With a group of women farmers, we decided that robust indigenous crops – millet, sorghum, traditional maize – were the place to start restoring our cultural memory. These seeds remembered the soil and were adapted to the climate. They thrived in harsh conditions. One by one, I accompanied Bikita’s farmers in their rediscovery of traditional seeds that we had lost. Many seeds came from seed and food fairs in other regions of Zimbabwe and South Africa, Malawi, Zambia, and Kenya, where farmers came together to share their seeds, food, and knowledge.

Memory Mateveke, one of over 300 small-scale farmers from across Bikita district in southeast Zimbabwe, exhibiting seed at Gangare Village. Photo: Sara Davies

The seeds we have revived are not only better for land and people, but some are also used to make a sacred beer that connects us with our ancestors. Brewing this beer once again opened the way for us and other communities in Zimbabwe and South Africa to revive rituals linked to the agricultural calendar, from seed blessing ceremonies and rituals asking for rain, to festivals of thanks for first fruits and bountiful harvests. Rituals take place in Sacred Natural Sites and include everybody. Elders, spirit mediums, traditional leaders, women farmers, youth, children: all are needed to play their unique parts in reweaving the baskets of life.

We ground this work in Earth Jurisprudence, a legal philosophy that recognises the Earth as a living community with rights. It is the lodestar of a growing continental movement to heal destroyed diversities and strengthen resilience to climate disruption.

We hold space for cultural memory to return, and for African worldviews to shape regenerative futures grounded in justice for human and more-than-human beings. Together with Earth Jurisprudence practitioners across the continent, we are reviving indigenous knowledge, practicing agroecology, growing traditional seeds to strengthen food sovereignty, and protecting Sacred Natural Sites: holistically enhancing resilience to the crises of our time.

“African ways of seeing and being mirror the abundance and generosity so often witnessed in nature”

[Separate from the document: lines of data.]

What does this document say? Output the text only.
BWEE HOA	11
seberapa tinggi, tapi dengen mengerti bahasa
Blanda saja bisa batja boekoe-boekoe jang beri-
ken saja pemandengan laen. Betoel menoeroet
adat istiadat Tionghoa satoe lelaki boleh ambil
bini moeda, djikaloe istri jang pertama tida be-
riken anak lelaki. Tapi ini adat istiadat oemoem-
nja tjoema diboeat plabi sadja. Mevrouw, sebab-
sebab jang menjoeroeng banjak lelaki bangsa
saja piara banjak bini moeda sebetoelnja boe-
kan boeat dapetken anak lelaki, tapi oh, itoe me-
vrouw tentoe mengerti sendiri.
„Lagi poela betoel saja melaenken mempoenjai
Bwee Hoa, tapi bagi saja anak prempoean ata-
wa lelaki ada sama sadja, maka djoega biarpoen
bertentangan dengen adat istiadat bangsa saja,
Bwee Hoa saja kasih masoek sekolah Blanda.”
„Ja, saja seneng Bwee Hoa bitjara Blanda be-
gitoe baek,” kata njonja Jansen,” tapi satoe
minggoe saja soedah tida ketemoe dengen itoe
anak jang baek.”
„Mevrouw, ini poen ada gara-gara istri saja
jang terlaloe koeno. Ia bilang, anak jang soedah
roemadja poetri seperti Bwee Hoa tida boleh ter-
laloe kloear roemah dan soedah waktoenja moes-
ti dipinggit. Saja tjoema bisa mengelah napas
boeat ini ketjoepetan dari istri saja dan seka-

This approach strengthens confidence in African ways of seeing and being that mirror the abundance and generosity so often witnessed in nature. From this perspective, it is right and just to share seeds, food, one’s hearth, and one’s home. There are customary laws that support these acts, which are the foundations of responsibility, justice, and respect that nourish biocultural diversity.

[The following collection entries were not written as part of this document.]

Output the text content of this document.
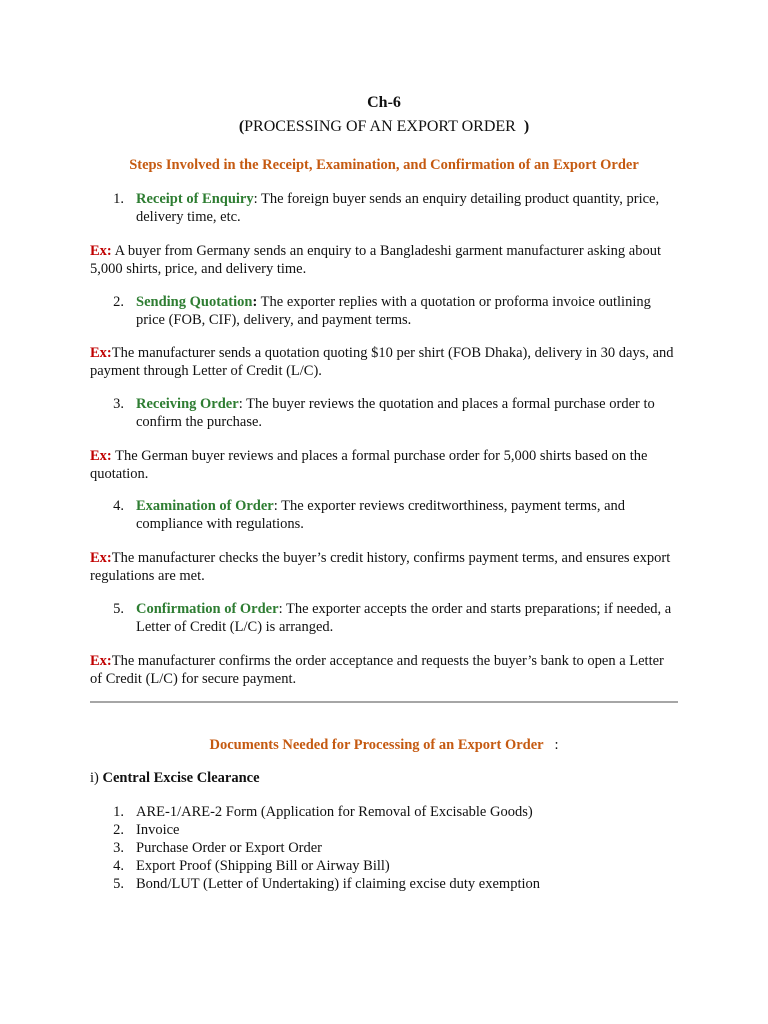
Ch-6
(PROCESSING OF AN EXPORT ORDER )
Steps Involved in the Receipt, Examination, and Confirmation of an Export Order
1. Receipt of Enquiry: The foreign buyer sends an enquiry detailing product quantity, price, delivery time, etc.
Ex: A buyer from Germany sends an enquiry to a Bangladeshi garment manufacturer asking about 5,000 shirts, price, and delivery time.
2. Sending Quotation: The exporter replies with a quotation or proforma invoice outlining price (FOB, CIF), delivery, and payment terms.
Ex:The manufacturer sends a quotation quoting $10 per shirt (FOB Dhaka), delivery in 30 days, and payment through Letter of Credit (L/C).
3. Receiving Order: The buyer reviews the quotation and places a formal purchase order to confirm the purchase.
Ex: The German buyer reviews and places a formal purchase order for 5,000 shirts based on the quotation.
4. Examination of Order: The exporter reviews creditworthiness, payment terms, and compliance with regulations.
Ex:The manufacturer checks the buyer’s credit history, confirms payment terms, and ensures export regulations are met.
5. Confirmation of Order: The exporter accepts the order and starts preparations; if needed, a Letter of Credit (L/C) is arranged.
Ex:The manufacturer confirms the order acceptance and requests the buyer’s bank to open a Letter of Credit (L/C) for secure payment.
Documents Needed for Processing of an Export Order :
i) Central Excise Clearance
1. ARE-1/ARE-2 Form (Application for Removal of Excisable Goods)
2. Invoice
3. Purchase Order or Export Order
4. Export Proof (Shipping Bill or Airway Bill)
5. Bond/LUT (Letter of Undertaking) if claiming excise duty exemption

Method with Elders from Bikita. Photo: Sara Davies

Once again, I see people coming together through traditional practices such as Jangano and Lilima, to share work in the fields, and to celebrate with nutritious home-grown food and home-brewed beer. Now, when I walk from one village to another, I feel the broader landscape healing around me. I feel my heart swell with love, and I am immensely grateful that life returned me to my roots

This story from Earth Jurisprudence Practitioner, Method Gundidza, about his work with the EarthLore Foundation, formed part of Rooted Magazine’s issue on weaving resilience and resistance: presenting insights from Indigenous strategies for cultural survival in Colombia, Palestine, Denendeh (Canada), Zimbabwe, Kenya and Mali. It was published in conjunction with the 3rd Nyéléni Global Forum, a landmark convergence of grassroots movements from around the world in September 2025 in Sri Lanka.